4 Natürlich sind wir Erben unserer Geschichte. Sogar Erben der tiefsten Tiefen unserer Geschichte. Und natürlich ist das Verhältnis Deutschlands zum Existenzrecht Israels ein besonderes. Wie genau es aussieht, dazu schweigt sich de Maizière allerdings aus.

5 Für den Innenminister ist Deutschland das Land der Dichter und Denker. Ein Hort der Kultur. Der ehemalige Bundespräsident Horst Köhler sprach einmal davon, dass Kulturlosigkeit die Tür zur Barbarei öffne. Ob Leitkulturlosigkeit aber ebenfalls in die Barbarei führt, ist nicht entschieden. Jedenfalls gibt es kein historisches Beispiel dafür. Eher könnte das Gegenteil der Fall sein. Aber auch das ist nicht entschieden. Genauso wenig ist es entschieden, ob wirklich kaum ein anderes Land so sehr von Kultur und Philosophie geprägt ist wie Deutschland. Das genau behauptet de Maizière allerdings. Aber wer sind auch schon Doris Lessing, Nâzım Hikmet, Italo Calvino oder James Baldwin? Descartes? Sokrates?

Dass Musikschulen eine feine Sache sind, steht übrigens außer Frage. Wir fragen uns nur: Wieso schaute der Innenminister eigentlich jahrelang tatenlos zu, als eine Musikschule nach der anderen geschlossen wurde? Leitkultur? Sparzwang!

6 Der Innenminister ist überzeugt davon, dass Religion in Deutschland Teil dessen ist, was die Gesellschaft im Inneren zusammenhält. Was fest steht, ist, dass es anders als in den meisten Ländern, in Deutschland eine Kirchensteuer gibt. Das ist das besondere „Staat-Kirche-Verhältnis“, von dem der Innenminister spricht. Moscheen oder buddhistische Tempel werden nicht aus ihr finanziert, das kann aber noch kommen. Dass wir einmal Papst waren, hat damit nichts zu tun.

7 Konflikte regeln wir in Deutschland am liebsten gewaltfrei, sagt de Maizière. Gibt es eigentlich Gesellschaften, die Konflikte lieber gewalttätig als friedlich lösen? Und warum sind wir in Sachen Konsens schon wieder Weltmarktführer? Willkommen in der Suhrkampkuschelrepublik, in den United States of Jürgen Habermas! Minderheitenschutz ist ein sehr hohes Gut. Lesben und Schwule zum Beispiel, Transsexuelle, Ausländer, Behinderte dürfen nicht diskriminiert werden. Vollverschleierte auch nicht. Die Liste lässt sich erweitern. Warum der Innenminister weder diese Minderheiten noch die sozialen Kämpfe, die diese Minderheiten führen, beim Namen nennt, fragt man sich. Was man sich auch fragt: Was ist denn eigentlich das Gegenteil von Zivilkultur? Unzivilkultur?

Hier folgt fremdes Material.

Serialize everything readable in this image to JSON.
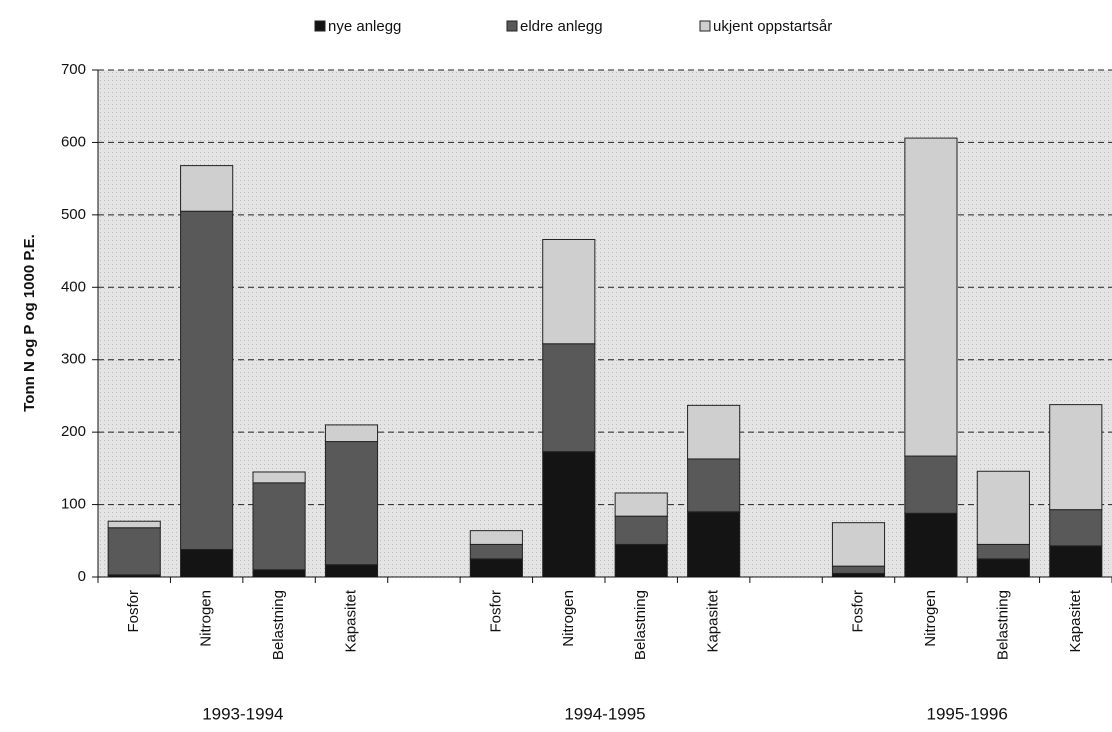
{
  "chart_data": {
    "type": "stacked_bar",
    "y_label": "Tonn N og P og 1000 P.E.",
    "categories": [
      "Fosfor",
      "Nitrogen",
      "Belastning",
      "Kapasitet",
      null,
      "Fosfor",
      "Nitrogen",
      "Belastning",
      "Kapasitet",
      null,
      "Fosfor",
      "Nitrogen",
      "Belastning",
      "Kapasitet"
    ],
    "groups": [
      "1993-1994",
      "1994-1995",
      "1995-1996"
    ],
    "series": [
      {
        "name": "nye anlegg",
        "color": "#141414",
        "values": [
          3,
          38,
          10,
          17,
          null,
          25,
          173,
          45,
          90,
          null,
          5,
          88,
          25,
          43
        ]
      },
      {
        "name": "eldre anlegg",
        "color": "#595959",
        "values": [
          65,
          467,
          120,
          170,
          null,
          20,
          149,
          39,
          73,
          null,
          10,
          79,
          20,
          50
        ]
      },
      {
        "name": "ukjent oppstartsår",
        "color": "#cfcfcf",
        "values": [
          9,
          63,
          15,
          23,
          null,
          19,
          144,
          32,
          74,
          null,
          60,
          439,
          101,
          145
        ]
      }
    ],
    "ylim": [
      0,
      700
    ],
    "yticks": [
      0,
      100,
      200,
      300,
      400,
      500,
      600,
      700
    ],
    "grid": true,
    "legend": "top"
  }
}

8 FDP-Chef Christian Lindner mag es überhaupt nicht, dass der türkischstämmige deutsche Fußballspieler Mesut Özil die deutsche Nationalhymne nicht mitsingt, wenn er bei einem Länderspiel in der Start-Elf aufgestellt ist. Wahrscheinlich mögen das manche andere, vielleicht sogar andere türkischstämmige Deutsche, auch nicht. Den „aufgeklärten Patrioten“, die wir laut Thomas de Maizière sind, könnte es aber eigentlich egal sein, ob ein Fußballspieler die Nationalhymne mitsingt oder nicht. So viel Aufklärung darf sein.

Nicht egal sollte es sein, wenn der Innenminister oder der FDP-Vorsitzende die Leute infantilisieren, indem sie Nationalflagge und -hymne zum Gradmesser ihres Patriotismus machen. Aber vielleicht haben wir es hier auch nur mit einer verdeckten Koalitionsaussage für Schwarz-Gelb zu tun.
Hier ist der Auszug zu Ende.